The ACNC acknowledges that there may be situations where entities were not required to prepare financial statements in prior years and has put certain transitional provisions in place.
For example, if a medium or large charity was not required to and did not prepare a financial report that complied with Australian Accounting Standards in the 2013 reporting period it will not be required to provide general or special purpose financial statements for the 2014 reporting period.

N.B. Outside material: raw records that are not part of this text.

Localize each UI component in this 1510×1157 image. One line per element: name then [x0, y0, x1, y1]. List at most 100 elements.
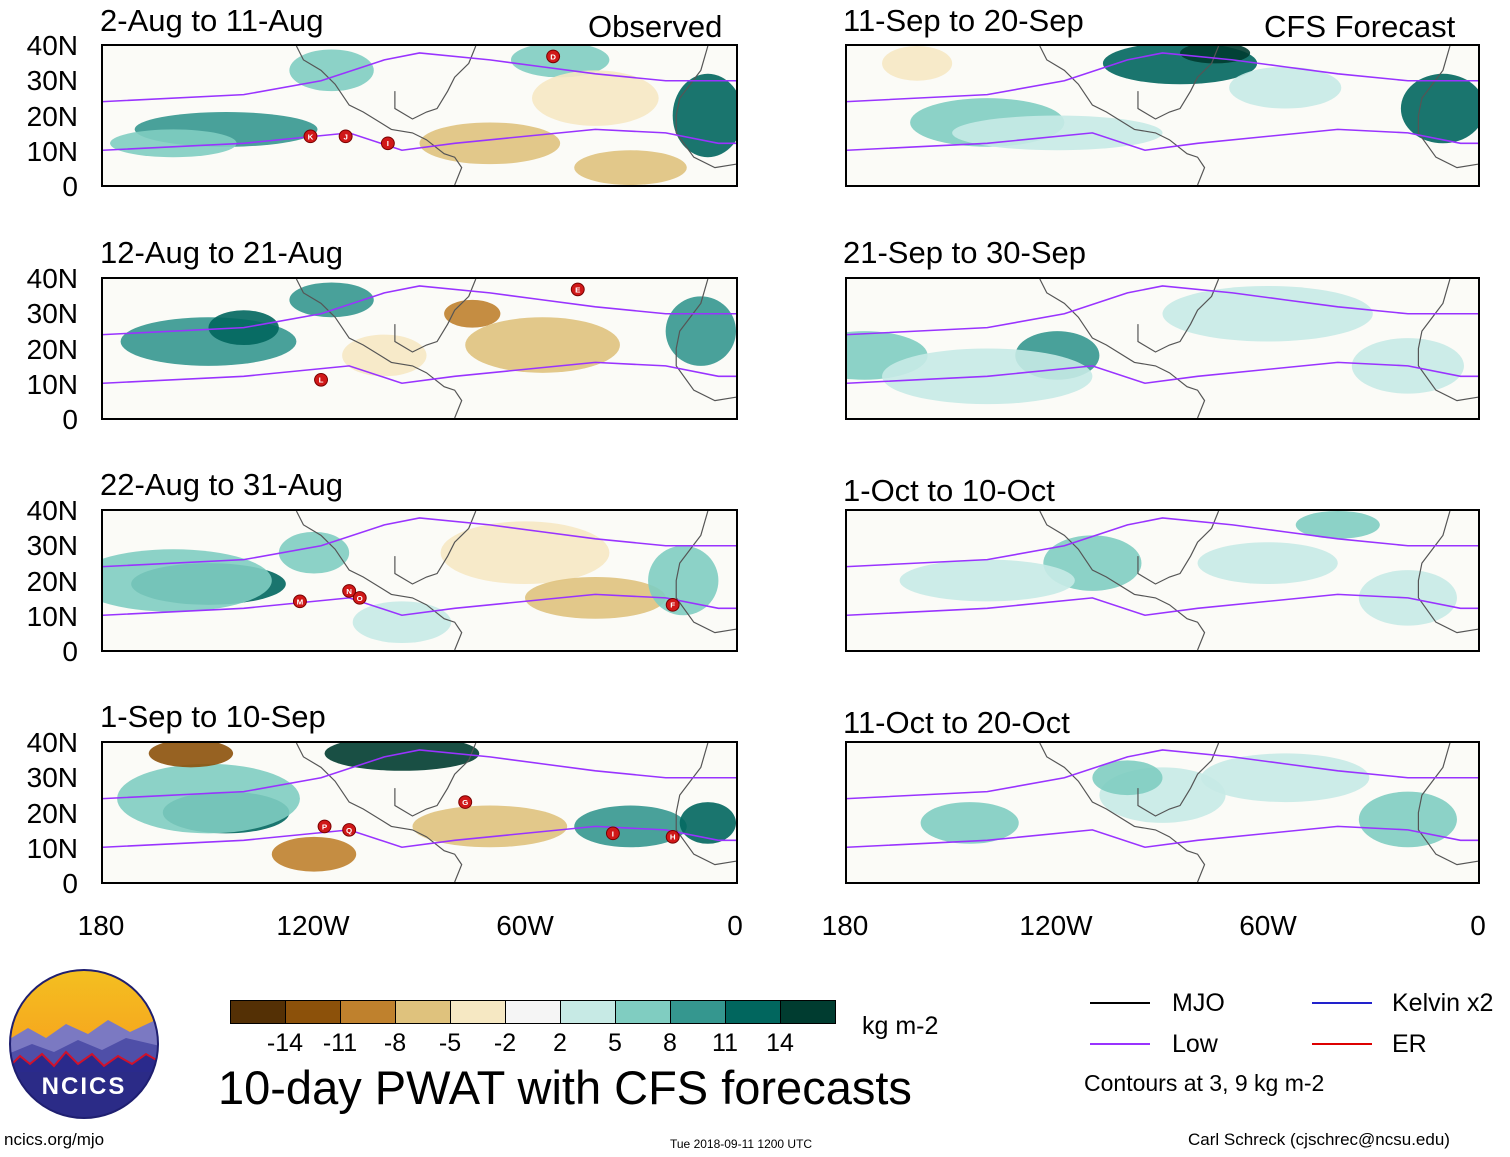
lat-tick-label: 40N [26, 263, 78, 294]
storm-label: D [550, 52, 556, 61]
pwat-anomaly-blob [1197, 542, 1338, 584]
storm-label: H [670, 833, 676, 842]
storm-label: Q [346, 826, 352, 835]
coastline [1039, 511, 1206, 650]
coastline [295, 743, 463, 882]
author-credit: Carl Schreck (cjschrec@ncsu.edu) [1188, 1130, 1450, 1149]
low-contour [103, 285, 736, 336]
contour-note: Contours at 3, 9 kg m-2 [1084, 1070, 1325, 1096]
pwat-anomaly-blob [1162, 285, 1373, 342]
map-panel [845, 509, 1480, 652]
colorbar-tick-label: -5 [438, 1029, 462, 1057]
storm-marker [342, 823, 357, 837]
pwat-anomaly-blob [510, 46, 610, 78]
panel-title: 11-Sep to 20-Sep [843, 3, 1084, 38]
pwat-anomaly-blob [525, 577, 666, 619]
lat-tick-label: 0 [62, 868, 78, 899]
colorbar-tick-label: -8 [383, 1029, 407, 1057]
pwat-anomaly-blob [899, 559, 1075, 602]
low-contour [847, 593, 1478, 617]
lon-tick-label: 0 [1470, 910, 1486, 941]
panel-title: 11-Oct to 20-Oct [843, 705, 1070, 740]
panel-title: 1-Sep to 10-Sep [100, 699, 326, 734]
storm-label: J [343, 132, 347, 141]
lat-tick-label: 10N [26, 833, 78, 864]
storm-marker [458, 795, 473, 809]
legend-swatch-er [1312, 1043, 1372, 1045]
colorbar-cell [450, 1000, 506, 1024]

Instead, the charity only needs to complete the financial information section within the 2014 Annual Information Statement, and have this information either reviewed or audited (depending on the charity’s size), as this information will be the charity’s ‘financial statements’ for the 2014 reporting period.
Cash versus accruals
Further, for those medium or large charities that have historically reported on a cash basis, they can provide information to the ACNC on a cash basis for the 2014 reporting period, and are therefore not required to comply with the accruals basis accounting required by Australian Accounting Standards.
2015 and beyond
For the 2015 reporting period, if a medium or large charity was not required to submit a full financial report in 2014 they are not required to provide full comparative information in their 2015 financial report. The charity and its auditor or reviewer will just need to communicate this and if applicable the shift from cash to the accruals basis due to the potential confusion this may cause.
4. Key dates
For a charity with a 30 June 2014 year end, by 31 January 2015 ensure you have lodged your 2014 Annual Information Statement and financial report if required.
If you are using a substituted reporting period, for the 2014 reporting period you have six months from the end of your substituted year end to lodge your AIS and annual report if required.